Another feature of their structure is perpetual succession, which ensures that the LLP will continue to exist even if something changes about the partnership. One partner in an LLP is not liable for the wrongdoing or carelessness of another partner. As a result, a limited liability partnership has its own identity and is a separate legal entity from its partners or owners.

Advantages of LLP

  • Members' assets are shielded from business obligations by limited liability. LLPs are distinct from their members legally.
  • Written agreements between the members govern the partnership's operations and profit-sharing. Greater managerial flexibility may be possible as a result.
  • It can purchase, rent, lease, own property, hire personnel, enter into contracts, and, if required, be held accountable.
  • Two businesses may be chosen to join an LLP as members.
  • Different tiers of membership can operate the LLP.

When a "professional partnership" wants the benefit of shielded liability, the LLP arrangement is common. LLPs could be a good choice if the partners are members of an organization or if individual profits are specified rather than just put into one pot and paid as dividends. The members' profits inside an LLP are often regarded as personal income. There will be drawbacks and benefits to any type of business structure. The primary drawback of an LLP is public disclosure. Financial statements must be filed with Companies House so they are available to the public. There must be two members in an LLP. The LLP could need to be dissolved if one member decides to quit the partnership.

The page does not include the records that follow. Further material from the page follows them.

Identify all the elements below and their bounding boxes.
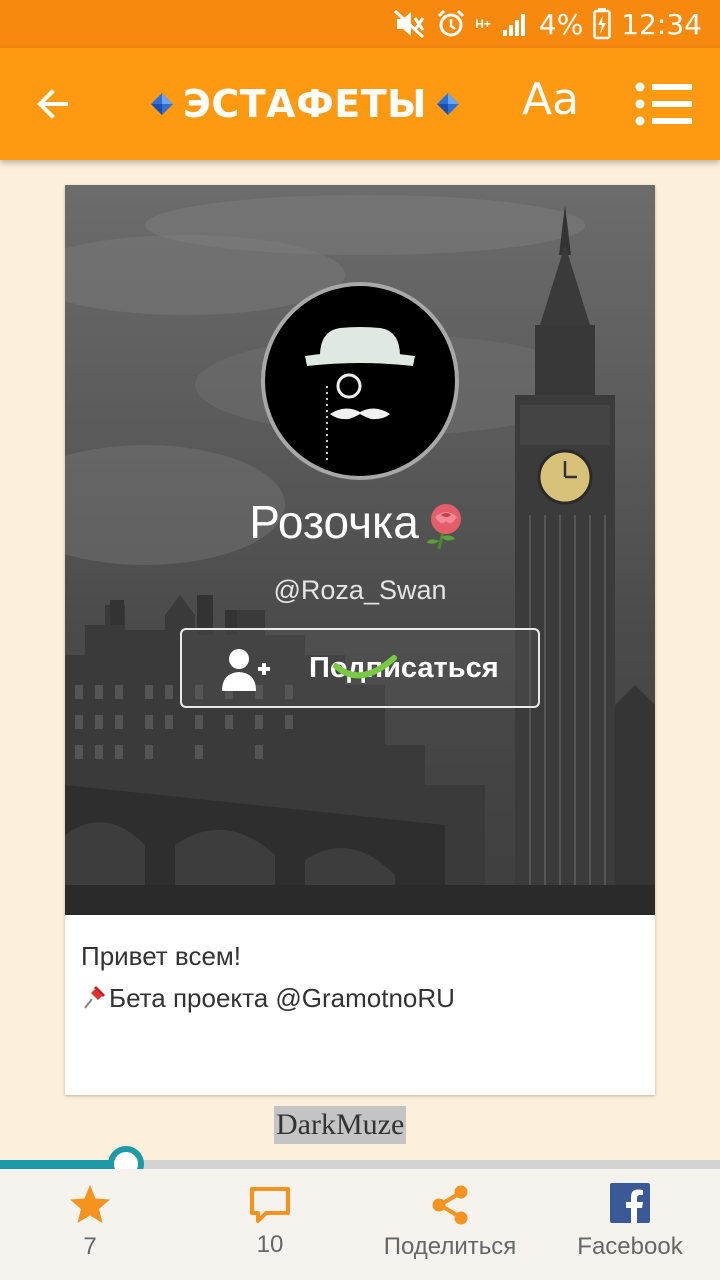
status-bar: H+ 4% 12:34 <box>0 0 720 48</box>
menu-button[interactable] <box>634 82 694 126</box>
title-group: ЭСТАФЕТЫ <box>150 78 460 130</box>
alarm-icon <box>437 6 465 42</box>
comment-icon <box>250 1187 290 1223</box>
network-icon: H+ <box>475 16 491 31</box>
share-label: Поделиться <box>383 1233 517 1260</box>
menu-list-icon <box>635 82 692 126</box>
rose-icon <box>426 503 461 550</box>
likes-count: 7 <box>83 1233 97 1260</box>
loading-spinner-icon <box>333 655 397 679</box>
comments-button[interactable]: 10 <box>180 1169 360 1280</box>
bio-line: Бета проекта @GramotnoRU <box>81 977 455 1019</box>
add-user-icon <box>222 649 270 691</box>
back-arrow-icon <box>37 89 68 119</box>
bio-line: Привет всем! <box>81 941 241 971</box>
signal-icon <box>501 6 529 42</box>
bottom-action-bar: 7 10 Поделиться Facebook <box>0 1169 720 1280</box>
page-title: ЭСТАФЕТЫ <box>182 82 428 126</box>
profile-card: Розочка @Roza_Swan Подписаться Привет вс… <box>65 185 655 1095</box>
share-button[interactable]: Поделиться <box>360 1169 540 1280</box>
author-label[interactable]: DarkMuze <box>274 1106 407 1144</box>
cover-image: Розочка @Roza_Swan Подписаться <box>65 185 655 915</box>
mute-icon <box>393 6 427 42</box>
facebook-icon <box>610 1183 650 1223</box>
app-bar: ЭСТАФЕТЫ Aa <box>0 48 720 160</box>
battery-charging-icon <box>593 6 612 42</box>
facebook-label: Facebook <box>577 1233 683 1260</box>
font-size-button[interactable]: Aa <box>522 74 579 125</box>
share-icon <box>432 1185 468 1225</box>
profile-bio: Привет всем! Бета проекта @GramotnoRU <box>81 935 455 1019</box>
subscribe-button[interactable]: Подписаться <box>180 628 540 708</box>
profile-name: Розочка <box>65 495 655 551</box>
facebook-button[interactable]: Facebook <box>540 1169 720 1280</box>
gentleman-avatar[interactable] <box>261 282 459 480</box>
star-icon <box>70 1185 110 1223</box>
blue-diamond-icon <box>436 93 459 115</box>
clock: 12:34 <box>621 7 702 41</box>
profile-handle: @Roza_Swan <box>273 575 447 605</box>
back-button[interactable] <box>30 82 82 126</box>
blue-diamond-icon <box>151 93 173 115</box>
battery-percentage: 4% <box>538 7 584 41</box>
like-button[interactable]: 7 <box>0 1169 180 1280</box>
pushpin-icon <box>84 986 105 1009</box>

Main Difference Between LLC and LPP In Points

  • Members create an LLC, whereas partners form an LLP.
  • Unlike LLPs, which do not shield their partners from personal liability, LLCs shield their members from any debt-related personal liability.
  • Unlike partnerships, which are managed by a managing partner, LLCs can be run by either individual members or by hiring management from outside.
  • Despite LLP, which does not require an article of the association before creation, LLC must have an article of the association.
  • LLP is a professional business, whereas LLC is thought of as any form of business.
  • While LLP must file as a partnership, LLC can choose to be taxed as a single proprietor, partnership, or corporation.
  • In an LCC, directors are the owners, whereas partners are the owners in an LLP.
  • In LCC, the profit tax rate is 25%, while in LLP, the profit tax rate is 30%.


The company formats LLC and LLP can only be created by two individuals or more. Each member's responsibilities are outlined in the papers. Many of the benefits and drawbacks of corporations, partnerships, and sole proprietorships are combined in LLCs and LLPs. To safeguard your new company from unanticipated legal and tax ramifications, it's critical to select the appropriate business structure. Depending on the kind of business you want to register and the state where you wish to file, the choice could occasionally be made for you. An LLC is generally your best choice if reducing liability or tax flexibility is your primary priority.

Only two people or more can form the company structures LLC and LLP. The papers provide a list of each member's duties. In LLCs and LLPs, many of the advantages and disadvantages of corporations, partnerships, and sole proprietorships are merged. It's crucial to choose the right business structure to protect your new firm from unwanted legal and tax repercussions. The decision may occasionally be made for you depending on the type of business you want to establish and the state in which you intend to file. If minimizing liability or increasing tax flexibility are your top priorities, an LLC is typically the best option. To choose which entity is appropriate for your business structure, weigh the advantages and disadvantages of each.